A source which produces some data and then hangs, to test lazy production. 

One solution which doesn't work is CL.consume (as its own docs say) - and instead this happens:

*Main> :t runIdentity (source123Error $$ CL.consume)
runIdentity (source123Error $$ CL.consume) :: [Int]
*Main> runIdentity (source123Error $$ CL.consume)
*** Exception: error

But what we can do instead is push the data out via the Writer monad:

> tellEverything :: MonadWriter [a] m => Sink a m ()
> tellEverything = awaitForever (\x -> tell [x])

*Main> :t source123Error $$ tellEverything
source123Error $$ tellEverything :: MonadWriter [Int] m => m ()
*Main> snd $ runWriter (source123Error $$ tellEverything)
[1,2,3*** Exception: error

Success! A lazily produced list.

If your output is of any size - and depending on the compositions
pattern in your code - it may be much faster to use this version:

> tellEveryEndo :: MonadWriter (Endo [a]) m => Sink a m ()
> tellEveryEndo = awaitForever (\x -> tell (Endo (x:)))

*Main> ($[]) . appEndo . snd . runWriter $ (source123Error $$ tellOne)
[1,2,3*** Exception: error

I found a further case where the Conduit I was trying to run was pure
but had a 'MonadThrow' constraint.

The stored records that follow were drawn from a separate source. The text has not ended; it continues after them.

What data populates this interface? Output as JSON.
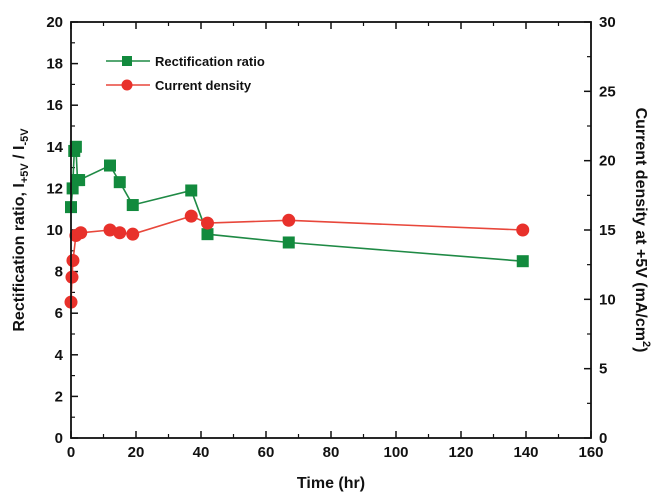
{
  "chart_data": {
    "type": "line",
    "title": "",
    "xlabel": "Time (hr)",
    "ylabel_left": {
      "text": "Rectification ratio, I",
      "sub1": "+5V",
      "mid": " / I",
      "sub2": "-5V"
    },
    "ylabel_right": {
      "text": "Current density at +5V (mA/cm",
      "sup": "2",
      "end": ")"
    },
    "xlim": [
      0,
      160
    ],
    "ylim_left": [
      0,
      20
    ],
    "ylim_right": [
      0,
      30
    ],
    "x_ticks": [
      0,
      20,
      40,
      60,
      80,
      100,
      120,
      140,
      160
    ],
    "y_ticks_left": [
      0,
      2,
      4,
      6,
      8,
      10,
      12,
      14,
      16,
      18,
      20
    ],
    "y_ticks_right": [
      0,
      5,
      10,
      15,
      20,
      25,
      30
    ],
    "grid": false,
    "legend_position": "top-left",
    "series": [
      {
        "name": "Rectification ratio",
        "axis": "left",
        "marker": "square",
        "color": "#1f8a45",
        "marker_color": "#128a3d",
        "points": [
          [
            0,
            11.1
          ],
          [
            0.5,
            12.0
          ],
          [
            1,
            13.8
          ],
          [
            1.5,
            14.0
          ],
          [
            2,
            12.4
          ],
          [
            2.5,
            12.4
          ],
          [
            12,
            13.1
          ],
          [
            15,
            12.3
          ],
          [
            19,
            11.2
          ],
          [
            37,
            11.9
          ],
          [
            42,
            9.8
          ],
          [
            67,
            9.4
          ],
          [
            139,
            8.5
          ]
        ]
      },
      {
        "name": "Current density",
        "axis": "right",
        "marker": "circle",
        "color": "#e8473b",
        "marker_color": "#e8312b",
        "points": [
          [
            0,
            9.8
          ],
          [
            0.3,
            11.6
          ],
          [
            0.6,
            12.8
          ],
          [
            1.5,
            14.6
          ],
          [
            3,
            14.8
          ],
          [
            12,
            15.0
          ],
          [
            15,
            14.8
          ],
          [
            19,
            14.7
          ],
          [
            37,
            16.0
          ],
          [
            42,
            15.5
          ],
          [
            67,
            15.7
          ],
          [
            139,
            15.0
          ]
        ]
      }
    ]
  }
}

You can use the same approach here,
using the ExceptionT transformer to satisfy the MonadThrow constraint.

> data MyError = MyError deriving (Show,Typeable)
> instance Exception MyError
> source123Throw :: MonadThrow m => Source m Int
> source123Throw = do
> yield 1
> yield 2
> yield 3
> throwM MyError

*Main Control.Monad.Except Control.Monad.Trans.Resource> snd . runWriter . runExceptionT $ (source123Error $$ tellEverything)
[1,2,3*** Exception: error
*Main Control.Monad.Except Control.Monad.Trans.Resource> snd . runWriter . runExceptionT $ (source123Throw $$ tellEverything)

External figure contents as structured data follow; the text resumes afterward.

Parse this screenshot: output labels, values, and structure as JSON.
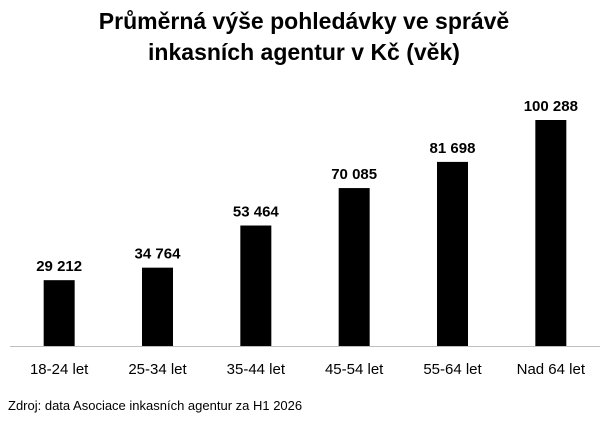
{
  "chart_data": {
    "type": "bar",
    "title_lines": [
      "Průměrná výše pohledávky ve správě",
      "inkasních agentur v Kč (věk)"
    ],
    "categories": [
      "18-24 let",
      "25-34 let",
      "35-44 let",
      "45-54 let",
      "55-64 let",
      "Nad 64 let"
    ],
    "values": [
      29212,
      34764,
      53464,
      70085,
      81698,
      100288
    ],
    "value_labels": [
      "29 212",
      "34 764",
      "53 464",
      "70 085",
      "81 698",
      "100 288"
    ],
    "ylim": [
      0,
      100288
    ],
    "bar_color": "#000000",
    "axis_color": "#bfbfbf",
    "grid": false,
    "legend": "none"
  },
  "source_text": "Zdroj: data Asociace inkasních agentur za H1 2026"
}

An aside: I tried to measure the speed difference between the
list-mappend and Endo-mappend approaches with the following
code. count2N uses a binary-tree shaped recursion so it should be
fairly bad for list-mappend with lots of long lists on the left.

> count2N :: Monad m => Int -> Source m Int
> count2N 0 = yield 0
> count2N n = count2N (n-1) >> count2N (n-1)

> speedTest1 = print . length . snd . runWriter $ (count2N 24 $$ tellEverything)
> speedTest2 = print . length . ($[]) . appEndo . snd . runWriter $ (count2N 24 $$ tellEveryEndo)

With -O or -O2 I measure no speed difference between these, they both
take a bit over 2 seconds. With no optimisation flag, speedTest2 is
slower, 17 seconds vs 11 seconds. 

I'm quite surprised the Endo version isn't faster, it seems like
something is rewriting those list appends?